It is the small simple things of life that bring us peace.

Tuesday, September 25, 2012

How Did They Do It? Part Two

A while back I started a post about my grandparents and their lives, How Did They Do It? Part One .  After rambling for a while I realized that I needed to turn the post into at least two parts.  I also realized that I needed to organize my thoughts before continuing.  It has been bugging me that I haven't finished the series.  The problem is that all these thoughts keep swirling around in the salad spinner and I can't seem to get them together!  Part of the problem is that although in my mind I can see the lives that they lived, I can't really imagine what their lives were like. 

Both sets of grandparents were born in the early years of 1900, if my memory is correct in 1904 and 1907. My grandparents grew up on farms.  My maternal grandparents married in 1925; the paternal grandparents in 1927.  So I decided those years would be the first part of their lives.  In the following years my parents would be born and my grandparents would be busy raising them, so I decided that would be the second part of their lives. The 1950's brought high school and college graduations, followed by marriages and children moving far away to raise their children.  Part three is the stage of my grandparents lives that I remember as a child and a teenager.  

After breaking down their lives into these three stages I realized it was easier to understand what life was really like by just looking at each stage individually. (I have to laugh because at this point I'm wondering if one of my grandchildren will break down my life into stages!) So, thinking about the years 1904 to 1927 is hard.  I've seen pictures of my maternal grandmother's family home where she was born and grew up.  I remember one time when we were visiting the cemetery close to where the home was that my grandmother showed us the spot where it stood.  It was a big house, there were 10 children living there, as I remember it was two stories and made of wood.  There were no screens to keep out the bugs, ugh!  I've been in the house where my father lived as a little boy.  It was also made of wood, too, and I think there was a fireplace.  The room where the kitchen was had been torn down but I remember hearing him talk about the women cooking on a wood burning stove.  

Neither family had electricity nor running water, but that was the way of life at that time.  Winters were cold and summers were hot.  They didn't know what a luxury it would be to flip a switch and have light or turn on a faucet and have water, hot water, too, come running out.  If you don't know about something how can you miss it?  Automobiles were just coming on the scene as my grandparents were marrying.  I remember my grandmother talk about taking the horse and wagon to go to the Delta to visit her family.  I also remember her laughing that when the first automobile that could go 35 miles per hour was built that everyone thought that anyone riding in such would be killed!

Life in those days was about survival.  Raising crops for food and income.  Raising animals for food and to pull equipment.  Cutting fire wood for warmth and cooking.  Sewing clothes and making quilts for warmth.  There were social times, too though.  For my father's family there was Camp Meeting in the first week of August.  Churches had dinner on the grounds followed by a "Sunday Singing" that attracted visitors.  Trips to town were a special occasion, too. 

Health care was very different then, too.  Illness and injury took many lives.  Doctors were well trained but drugs and successful treatment techniques had not begun to develop (thank World War II for that).
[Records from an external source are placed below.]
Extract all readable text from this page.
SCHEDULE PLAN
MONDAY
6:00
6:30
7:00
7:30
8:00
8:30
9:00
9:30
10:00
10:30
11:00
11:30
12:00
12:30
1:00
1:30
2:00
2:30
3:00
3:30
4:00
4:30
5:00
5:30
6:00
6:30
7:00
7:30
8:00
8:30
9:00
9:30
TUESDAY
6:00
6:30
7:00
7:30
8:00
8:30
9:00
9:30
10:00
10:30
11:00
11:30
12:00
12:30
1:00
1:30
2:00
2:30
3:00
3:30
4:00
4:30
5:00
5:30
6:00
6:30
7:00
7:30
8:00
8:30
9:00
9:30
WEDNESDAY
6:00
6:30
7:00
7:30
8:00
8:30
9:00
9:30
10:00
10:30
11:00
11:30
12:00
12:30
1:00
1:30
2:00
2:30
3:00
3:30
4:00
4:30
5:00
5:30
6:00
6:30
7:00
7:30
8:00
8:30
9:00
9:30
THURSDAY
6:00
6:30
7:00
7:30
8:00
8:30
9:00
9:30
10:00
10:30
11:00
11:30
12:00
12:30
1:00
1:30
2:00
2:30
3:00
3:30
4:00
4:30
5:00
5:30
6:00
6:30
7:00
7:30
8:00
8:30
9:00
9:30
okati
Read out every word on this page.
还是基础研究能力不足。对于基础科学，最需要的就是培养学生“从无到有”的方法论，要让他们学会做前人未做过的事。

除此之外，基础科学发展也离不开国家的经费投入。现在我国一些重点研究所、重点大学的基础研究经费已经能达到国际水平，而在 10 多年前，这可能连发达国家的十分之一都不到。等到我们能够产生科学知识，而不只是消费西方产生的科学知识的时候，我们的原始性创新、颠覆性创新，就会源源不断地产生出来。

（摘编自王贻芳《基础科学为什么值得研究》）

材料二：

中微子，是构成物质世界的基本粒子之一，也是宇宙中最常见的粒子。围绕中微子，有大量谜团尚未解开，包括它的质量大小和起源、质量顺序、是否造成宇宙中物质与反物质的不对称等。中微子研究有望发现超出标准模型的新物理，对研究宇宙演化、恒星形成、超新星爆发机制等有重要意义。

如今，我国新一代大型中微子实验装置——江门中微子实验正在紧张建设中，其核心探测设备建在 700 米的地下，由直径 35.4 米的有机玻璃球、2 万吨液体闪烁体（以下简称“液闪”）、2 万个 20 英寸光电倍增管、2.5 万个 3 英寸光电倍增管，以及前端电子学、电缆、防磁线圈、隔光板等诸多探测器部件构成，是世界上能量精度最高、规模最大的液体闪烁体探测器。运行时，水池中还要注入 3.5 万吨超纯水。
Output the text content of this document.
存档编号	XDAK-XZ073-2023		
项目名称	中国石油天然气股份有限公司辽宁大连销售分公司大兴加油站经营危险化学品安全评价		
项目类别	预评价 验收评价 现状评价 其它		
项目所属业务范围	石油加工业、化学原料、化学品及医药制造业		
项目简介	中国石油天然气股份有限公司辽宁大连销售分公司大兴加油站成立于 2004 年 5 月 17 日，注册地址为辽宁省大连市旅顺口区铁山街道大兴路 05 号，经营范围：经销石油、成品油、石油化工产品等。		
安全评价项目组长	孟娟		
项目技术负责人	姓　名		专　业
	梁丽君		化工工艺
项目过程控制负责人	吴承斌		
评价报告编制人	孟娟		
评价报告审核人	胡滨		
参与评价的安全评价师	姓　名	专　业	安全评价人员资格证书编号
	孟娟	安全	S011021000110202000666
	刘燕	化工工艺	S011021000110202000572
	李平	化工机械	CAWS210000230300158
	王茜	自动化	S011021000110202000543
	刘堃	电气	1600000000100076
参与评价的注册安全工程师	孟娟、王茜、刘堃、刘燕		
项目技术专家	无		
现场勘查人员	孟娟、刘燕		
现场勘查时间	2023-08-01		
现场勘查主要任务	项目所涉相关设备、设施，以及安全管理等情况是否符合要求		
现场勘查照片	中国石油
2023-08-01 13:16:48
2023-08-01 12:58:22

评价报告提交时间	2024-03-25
Doctors made house calls, traveling on horseback or in a buggy over the dirt roads.  My great-grandmother died in a February snowstorm as her 10th child was being born, the doctor was unable to get through the snow to the house.  If you walk through a cemetery often you will see many tombstones that have almost identical death dates:  influenza took it's toll during those years.

Did the people of that time think their lives were hard?  I have to think not; they didn't know any other way of life.  As I stated above, they didn't know about the luxuries and modern conveniences that make our lives easy.  Often we hear people talk about the good old days and how simple life was "back then".  I honestly don't think people's lives were really simple during these years. No matter what time period you live in, life is just the way it is at that time.